20 Practical Idioms You need to Know for Your PTE Training

Have you tried using idioms during review classes in your PTE review center? Did you see your instructor’s and classmates’ reactions? You may have seen them in awe because of your speech. Idioms exist in all languages. These are words or phrases that aren’t meant literally and are used to express thoughts more creatively.

Learn how you can utilize these words for your PTE preparation.

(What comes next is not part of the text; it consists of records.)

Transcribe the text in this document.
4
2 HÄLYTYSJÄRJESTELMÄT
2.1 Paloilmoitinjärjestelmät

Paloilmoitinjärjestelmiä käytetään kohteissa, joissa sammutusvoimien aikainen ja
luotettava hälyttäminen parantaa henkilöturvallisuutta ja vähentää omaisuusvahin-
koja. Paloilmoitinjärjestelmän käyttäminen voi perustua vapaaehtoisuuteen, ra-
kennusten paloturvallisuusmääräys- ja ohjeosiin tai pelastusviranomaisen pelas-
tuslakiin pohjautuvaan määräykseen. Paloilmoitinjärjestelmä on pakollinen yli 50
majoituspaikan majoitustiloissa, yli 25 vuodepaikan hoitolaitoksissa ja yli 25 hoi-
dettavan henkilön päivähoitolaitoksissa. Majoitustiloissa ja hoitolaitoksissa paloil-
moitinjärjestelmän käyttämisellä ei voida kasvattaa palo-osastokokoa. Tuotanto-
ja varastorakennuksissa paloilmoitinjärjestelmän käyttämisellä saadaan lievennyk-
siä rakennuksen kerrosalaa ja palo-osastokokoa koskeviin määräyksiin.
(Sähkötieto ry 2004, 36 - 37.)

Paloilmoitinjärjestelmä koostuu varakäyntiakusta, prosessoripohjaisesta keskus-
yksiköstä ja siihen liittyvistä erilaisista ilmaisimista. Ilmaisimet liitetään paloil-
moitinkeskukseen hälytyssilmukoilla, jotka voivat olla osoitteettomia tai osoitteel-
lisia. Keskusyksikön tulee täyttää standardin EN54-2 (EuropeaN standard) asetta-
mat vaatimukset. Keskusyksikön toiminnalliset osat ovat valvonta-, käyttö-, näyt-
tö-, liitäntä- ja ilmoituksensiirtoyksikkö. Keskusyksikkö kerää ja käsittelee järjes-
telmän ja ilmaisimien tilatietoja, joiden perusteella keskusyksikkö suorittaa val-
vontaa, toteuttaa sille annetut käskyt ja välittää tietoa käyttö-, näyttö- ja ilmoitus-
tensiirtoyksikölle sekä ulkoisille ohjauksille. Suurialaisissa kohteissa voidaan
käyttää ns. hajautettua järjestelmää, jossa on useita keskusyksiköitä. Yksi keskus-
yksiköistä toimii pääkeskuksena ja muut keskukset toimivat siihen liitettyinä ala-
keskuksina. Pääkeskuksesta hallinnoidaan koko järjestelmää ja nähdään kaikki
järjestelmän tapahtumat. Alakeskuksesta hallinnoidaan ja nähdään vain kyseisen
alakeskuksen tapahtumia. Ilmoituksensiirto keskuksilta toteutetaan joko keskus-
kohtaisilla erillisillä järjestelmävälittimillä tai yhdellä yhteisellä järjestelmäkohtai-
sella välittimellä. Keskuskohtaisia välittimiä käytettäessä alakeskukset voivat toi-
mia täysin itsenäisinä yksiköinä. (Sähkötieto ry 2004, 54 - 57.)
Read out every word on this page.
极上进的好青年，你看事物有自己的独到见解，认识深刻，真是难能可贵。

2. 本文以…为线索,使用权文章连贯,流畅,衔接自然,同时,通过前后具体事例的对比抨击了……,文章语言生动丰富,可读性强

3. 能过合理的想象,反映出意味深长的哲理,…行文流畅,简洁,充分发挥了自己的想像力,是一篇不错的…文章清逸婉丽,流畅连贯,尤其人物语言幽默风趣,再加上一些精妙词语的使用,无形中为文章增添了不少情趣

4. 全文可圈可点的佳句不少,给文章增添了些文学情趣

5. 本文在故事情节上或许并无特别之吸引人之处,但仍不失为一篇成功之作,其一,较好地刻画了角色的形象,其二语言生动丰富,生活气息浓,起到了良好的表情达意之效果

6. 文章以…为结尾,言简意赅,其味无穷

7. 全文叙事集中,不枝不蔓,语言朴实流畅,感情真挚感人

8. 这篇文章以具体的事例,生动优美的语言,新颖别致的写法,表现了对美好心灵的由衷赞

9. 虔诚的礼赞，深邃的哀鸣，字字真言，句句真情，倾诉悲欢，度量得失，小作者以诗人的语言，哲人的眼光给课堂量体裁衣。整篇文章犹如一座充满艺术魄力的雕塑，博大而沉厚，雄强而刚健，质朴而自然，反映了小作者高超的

Check out this list of idiomatic expressions.

20 Practical Idioms You need to Know for Your PTE Training

1.  It takes two to tango – an activity that needs two people to take part

2.  Kill two birds with one stone – to accomplish two things at the same time

3.  Let the cat out of the bag – to share a secret

4.  Loose cannon – someone unpredictable and can cause harm if not kept in check

5.  Make a long story short – get straight to the point

6.  No pain, no gain – to work hard for what you want

7.  Off the hook – not to deal with hard situations

8.  Off the record – something said but should not be credited to the person

9.  On the same page – to agree with what is said

10.  Once in a blue moon – happens rarely

11.  A picture paints a thousand words – an image is better than describing with words

12.  Piece of cake – a task that is simple or easy

13.  Ring a bell – someone mentioned something that sounds familiar to you

14.  Sneak peek – get a glimpse at something before others

15.  Speaking of the devil – when a person you are talking about arrives

16.  Taste of your own medicine – things that happen to you that you have done to others.

17.  That’s the last straw – when you run out of patience

18.  Tie the knot – means to get married

19.  To cost an arm and a leg – something costly

20.  When pigs fly – something that will never happen

In your PTE review center, whenever you feel doubtful of the idiomatic expressions you used, you can try searching the meaning on the Internet. It is always better to be sure of the things you are sharing with others, for them not to misunderstand what you are telling them.

Incorrect: Melisa took a sneak peak at the new office earlier.

Correct: Melisa took a sneak peek at the new office earlier.

Use these idioms carefully, and sound like an expert in your speaking test. Also, be cautious not to overuse them.